Even for those who stayed local, the days of everyone filing in and out of the Bryant Park tents are long gone. There's no longer only one location available to show. In fact, location has become as important to the aesthetic of a collection as design. Fashion insiders traveled across the five boroughs to:
- Phillip Plein's sporty winter fashion at the Brooklyn Navy Yard
- Alexander Wang at 4 Times Square, the former home of Condé Nast
- Area at an underground high school swimming pool in the Lower East Side
- Japanese performance artist and DJ, Alice Longyu Gao's beauty and art pop-up at Moxy Times Square
Photo courtesy: Michael Fragoso/Haute Living
The latest hot topic, though, is the interest from a handful of designers in shifting their fashion show schedules to December and June, rather than presenting during New York Fashion Week each September and February.
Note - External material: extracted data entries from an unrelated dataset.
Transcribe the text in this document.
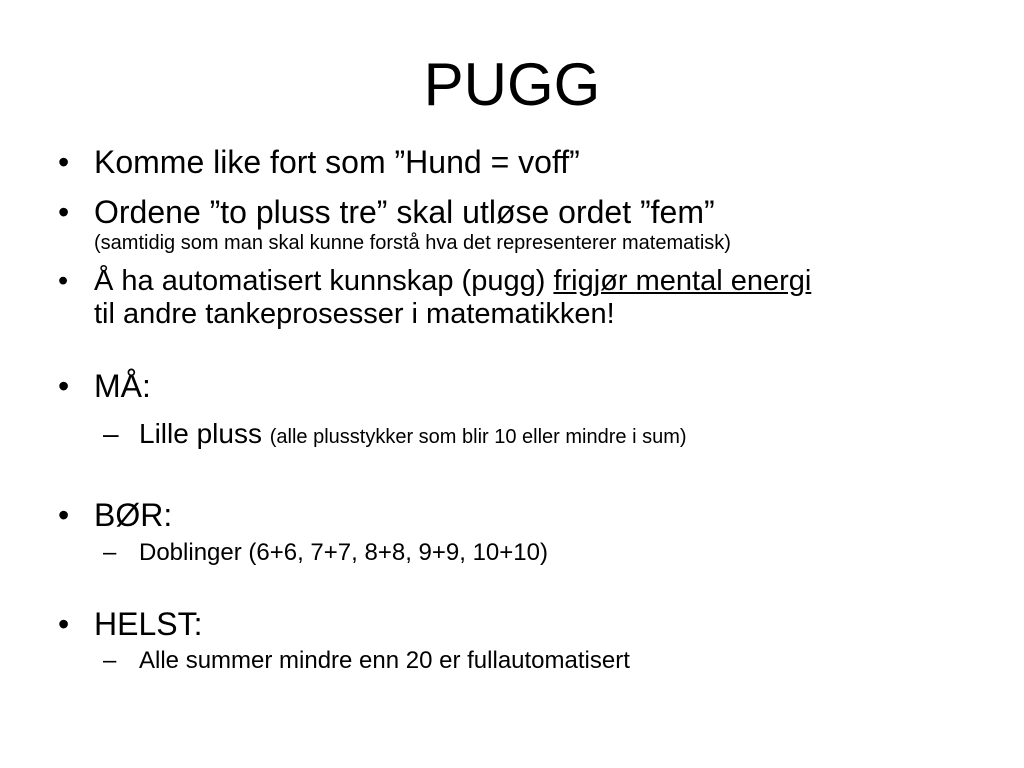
PUGG
• Komme like fort som ”Hund = voff”
• Ordene ”to pluss tre” skal utløse ordet ”fem”
(samtidig som man skal kunne forstå hva det representerer matematisk)
• Å ha automatisert kunnskap (pugg) frigjør mental energi
til andre tankeprosesser i matematikken!
• MÅ:
– Lille pluss (alle plusstykker som blir 10 eller mindre i sum)
• BØR:
– Doblinger (6+6, 7+7, 8+8, 9+9, 10+10)
• HELST:
– Alle summer mindre enn 20 er fullautomatisert
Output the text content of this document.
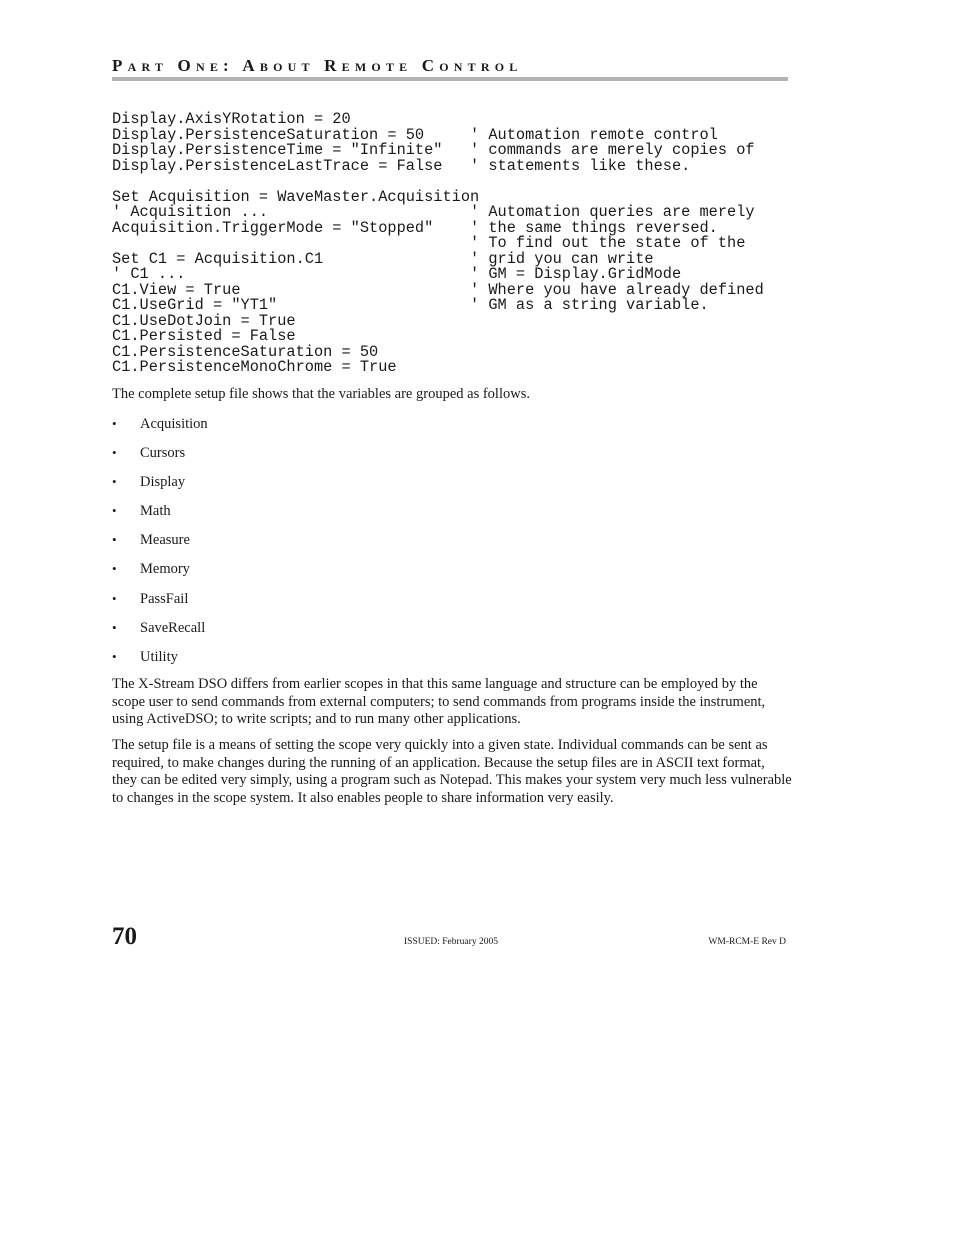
Part One: About Remote Control
Display.AxisYRotation = 20
Display.PersistenceSaturation = 50     ' Automation remote control
Display.PersistenceTime = "Infinite"   ' commands are merely copies of
Display.PersistenceLastTrace = False   ' statements like these.

Set Acquisition = WaveMaster.Acquisition
' Acquisition ...                      ' Automation queries are merely
Acquisition.TriggerMode = "Stopped"    ' the same things reversed.
' To find out the state of the
Set C1 = Acquisition.C1                ' grid you can write
' C1 ...                               ' GM = Display.GridMode
C1.View = True                         ' Where you have already defined
C1.UseGrid = "YT1"                     ' GM as a string variable.
C1.UseDotJoin = True
C1.Persisted = False
C1.PersistenceSaturation = 50
C1.PersistenceMonoChrome = True

The complete setup file shows that the variables are grouped as follows.

• Acquisition
• Cursors
• Display
• Math
• Measure
• Memory
• PassFail
• SaveRecall
• Utility

The X-Stream DSO differs from earlier scopes in that this same language and structure can be employed by the scope user to send commands from external computers; to send commands from programs inside the instrument, using ActiveDSO; to write scripts; and to run many other applications.

The setup file is a means of setting the scope very quickly into a given state. Individual commands can be sent as required, to make changes during the running of an application. Because the setup files are in ASCII text format, they can be edited very simply, using a program such as Notepad. This makes your system very much less vulnerable to changes in the scope system. It also enables people to share information very easily.

70	ISSUED: February 2005	WM-RCM-E Rev D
The logic is that it would allow designers to streamline their preseason collection with their main runway collections, ultimately condensing their workload and giving clothes a longer lifespan in stores. Alexander Wang is among those who have said they’ll go this route in the future, prompting the Council of Fashion Designers of America to announce that it’s considering adjusting the official fashion calendar.